In June 2021, David was formally reprimanded after failing to appear in Juvenile and Domestic Relations Court, which he claimed RPD has never done before.

In addition to the alleged retaliation, David claimed that RPD discriminated against him based on his race and national origin by promoting an unqualified white officer to be acting sergeant, and discriminated against him on the basis of age by promoting a younger officer instead of David.

RPD moved to dismiss and argued that David had pleaded insufficient facts demonstrating discrimination.

The court disagreed.

Gibney found that David had plausibly alleged a reasonable inference of discriminatory racial bias with RPD’s selection of “a white officer who lacked eligibility for the Acting Sergeant position — over two minority MPOs, both of whom were eligible for the position.”

Further, the judge said RPD’s selection of the white officer caused David no pecuniary loss but it denied him a salary increase and harmed his opportunities for permanent promotion, adding that “[a]n employee’s opportunities for promotion and additional pay qualify as terms or conditions of employment.”

Gibney explained that, under the ADEA, a plaintiff must show that they are over 40 years old, suffered an adverse employment action, performed their job in accordance with the employer’s expectations and the employer selected an individual younger than 40 for a promotion.

RPD argued David did not suffer adverse employment action. But Gibney disagreed, pointing to his earlier determination that the loss of a salary increase and promotion opportunities were adverse employment actions.

Protected activities

To plead a Title VII retaliation claim, “a plaintiff must plausibly ‘allege facts establishing [1] that he engaged in a protected activity, [2] that his employer took an adverse employment action against him, and [3] that … a causal link [exists] between those events,” Gibney said.

The judge found David engaged in protected activities when he complained to RPD and filed his complaint with the EEOC.

To satisfy the second element, “‘a plaintiff must show that a reasonable employee would have found the challenged action materially adverse, which in this context means it well might have dissuaded a reasonable worker from making or supporting a charge of discrimination,’” Gibney noted.

“This means that the plaintiff must suffer ‘significant,’ not just ‘trivial,’ harm,” he added.

Citing case law that provides “an employer’s retaliatory creation of a hostile work environment” was a materially adverse action, Gibney said that “‘retaliatory work assignments’ constitute ‘a classic and widely recognized’ example of ‘forbidden retaliation.’”

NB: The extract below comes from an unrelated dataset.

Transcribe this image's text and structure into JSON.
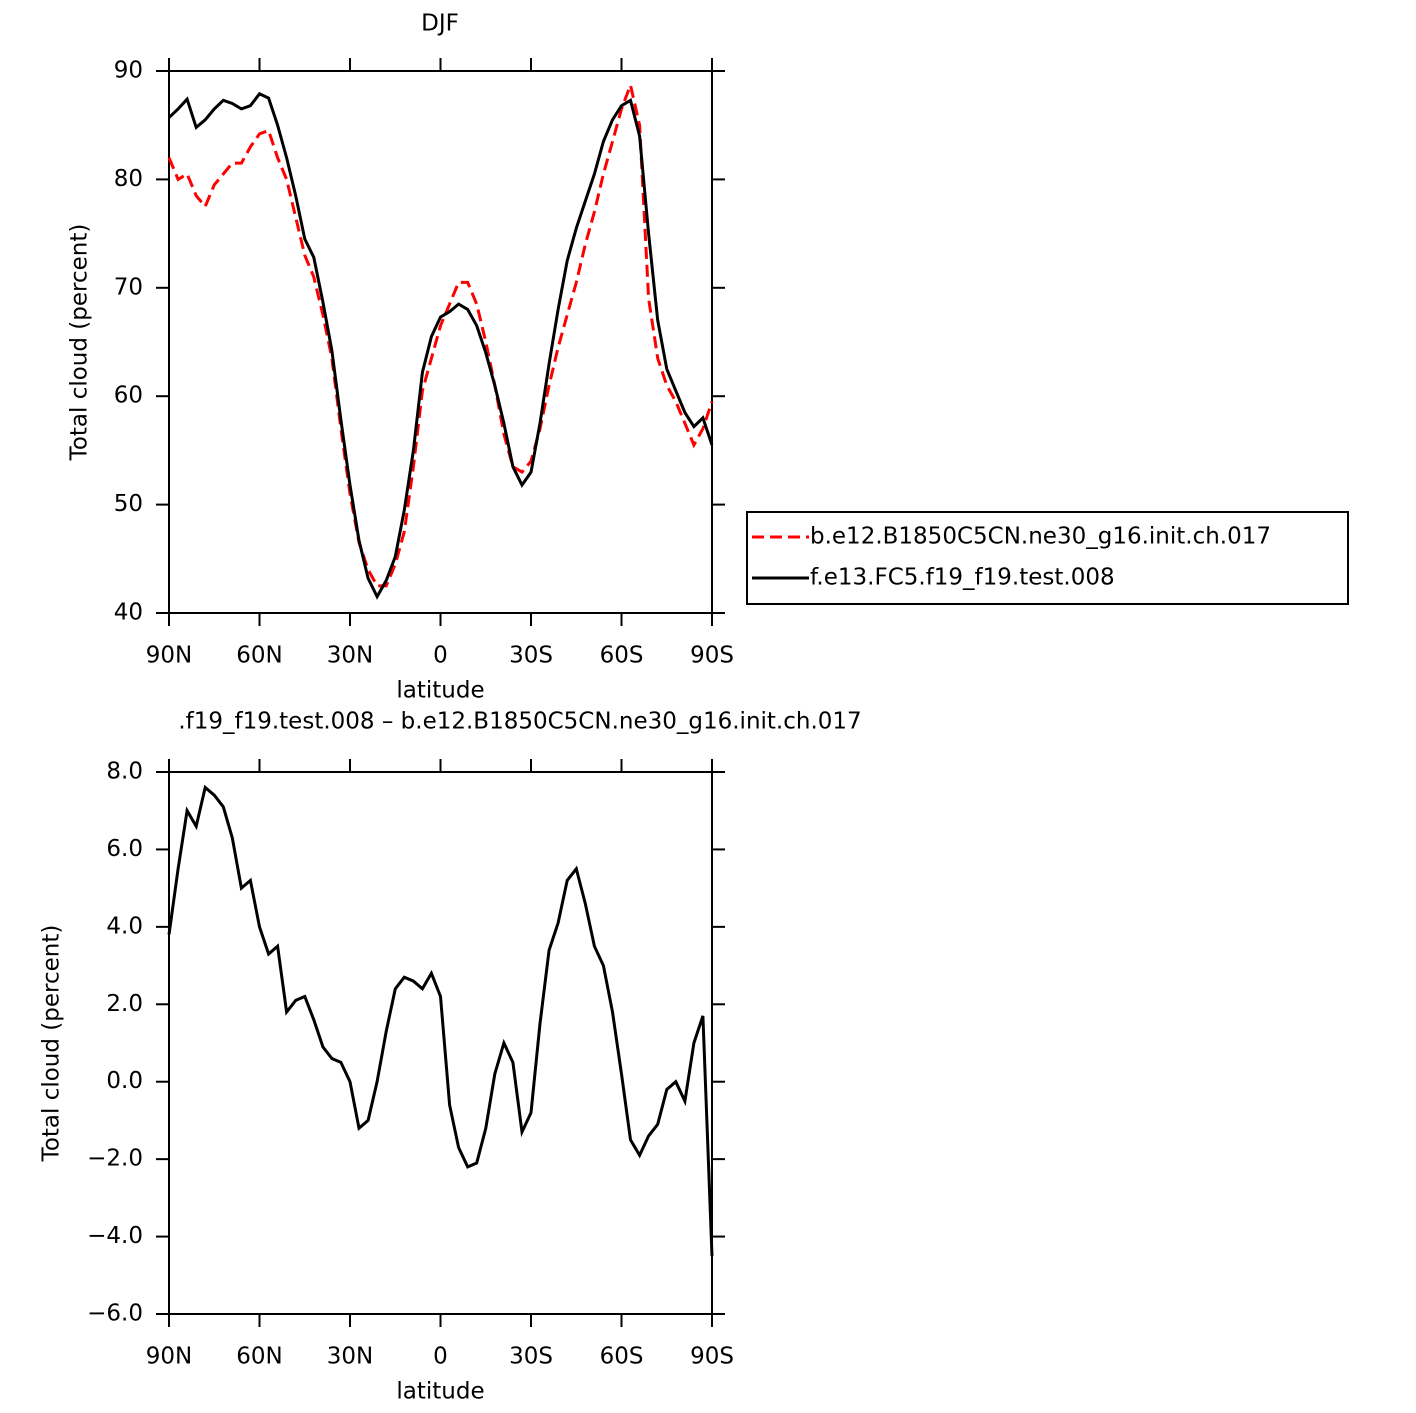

The judge cautioned that “materially adverse actions do not include ‘petty slights, minor annoyances, and simple lack of good manners.”

Here, Gibney said that, “viewed in isolation, five of the instances involving Nierman do not amount to materially adverse action” because David did not allege harm or collateral consequences stemming from them.

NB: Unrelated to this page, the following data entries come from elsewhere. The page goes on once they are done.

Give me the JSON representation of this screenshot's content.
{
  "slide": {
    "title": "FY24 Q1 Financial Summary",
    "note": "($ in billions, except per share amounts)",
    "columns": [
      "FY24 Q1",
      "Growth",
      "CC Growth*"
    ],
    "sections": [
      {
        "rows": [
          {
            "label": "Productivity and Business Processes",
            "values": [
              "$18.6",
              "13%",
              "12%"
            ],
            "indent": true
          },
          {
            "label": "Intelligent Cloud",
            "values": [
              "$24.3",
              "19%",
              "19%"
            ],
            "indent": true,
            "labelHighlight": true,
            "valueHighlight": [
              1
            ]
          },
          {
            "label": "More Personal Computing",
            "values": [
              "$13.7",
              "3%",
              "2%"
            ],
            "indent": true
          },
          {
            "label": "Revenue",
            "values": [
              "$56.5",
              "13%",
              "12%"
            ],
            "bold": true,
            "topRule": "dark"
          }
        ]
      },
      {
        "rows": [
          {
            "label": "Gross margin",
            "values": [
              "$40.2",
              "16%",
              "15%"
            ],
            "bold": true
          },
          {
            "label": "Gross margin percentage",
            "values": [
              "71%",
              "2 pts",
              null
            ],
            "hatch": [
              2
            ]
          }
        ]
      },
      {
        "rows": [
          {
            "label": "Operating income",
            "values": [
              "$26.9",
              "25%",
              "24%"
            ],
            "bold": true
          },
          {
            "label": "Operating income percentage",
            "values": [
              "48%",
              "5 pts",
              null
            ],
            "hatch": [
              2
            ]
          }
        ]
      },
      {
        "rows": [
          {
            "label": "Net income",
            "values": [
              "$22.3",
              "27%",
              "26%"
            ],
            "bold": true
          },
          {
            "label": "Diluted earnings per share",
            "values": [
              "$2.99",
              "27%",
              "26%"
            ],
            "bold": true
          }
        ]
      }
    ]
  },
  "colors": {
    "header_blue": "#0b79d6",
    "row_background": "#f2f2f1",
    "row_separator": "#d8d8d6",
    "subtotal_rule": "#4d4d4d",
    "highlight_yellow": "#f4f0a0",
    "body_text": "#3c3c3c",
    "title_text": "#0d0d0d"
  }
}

But Gibney found that Nierman’s threat to “‘take [David’s] stripes’ plausibly constitutes a threat of possible termination if David continued to pursue his discrimination claims.”

The judge also found that David plausibly suffered harm to his professional reputation when Nierman accused him of being outside his patrol area.

And even though David did not allege he suffered collateral consequences as a result of his formal reprimand, Gibney found that he sufficiently pled disparate treatment because RPD historically did not reprimand officers for failing to appear in court.

“Moreover, the five instances involving Nierman that do not amount to materially adverse action on their own may demonstrate retaliation when viewed collectively, as they all occurred within a five-month time span, and at least one — Nierman’s failure to intercede when [an officer] tried to provoke David — caused him humiliation,” Gibney held.

The judge then found David satisfied the causation element because the retaliation began within two months after RPD concluded its investigation and continued for a year after David filed with the EEOC. Additionally, RPD didn’t dispute knowledge of David’s complaints.

“A close ‘temporal proximity’ between the protected activity and retaliatory conduct also sufficiently establishes causation,” Gibney concluded.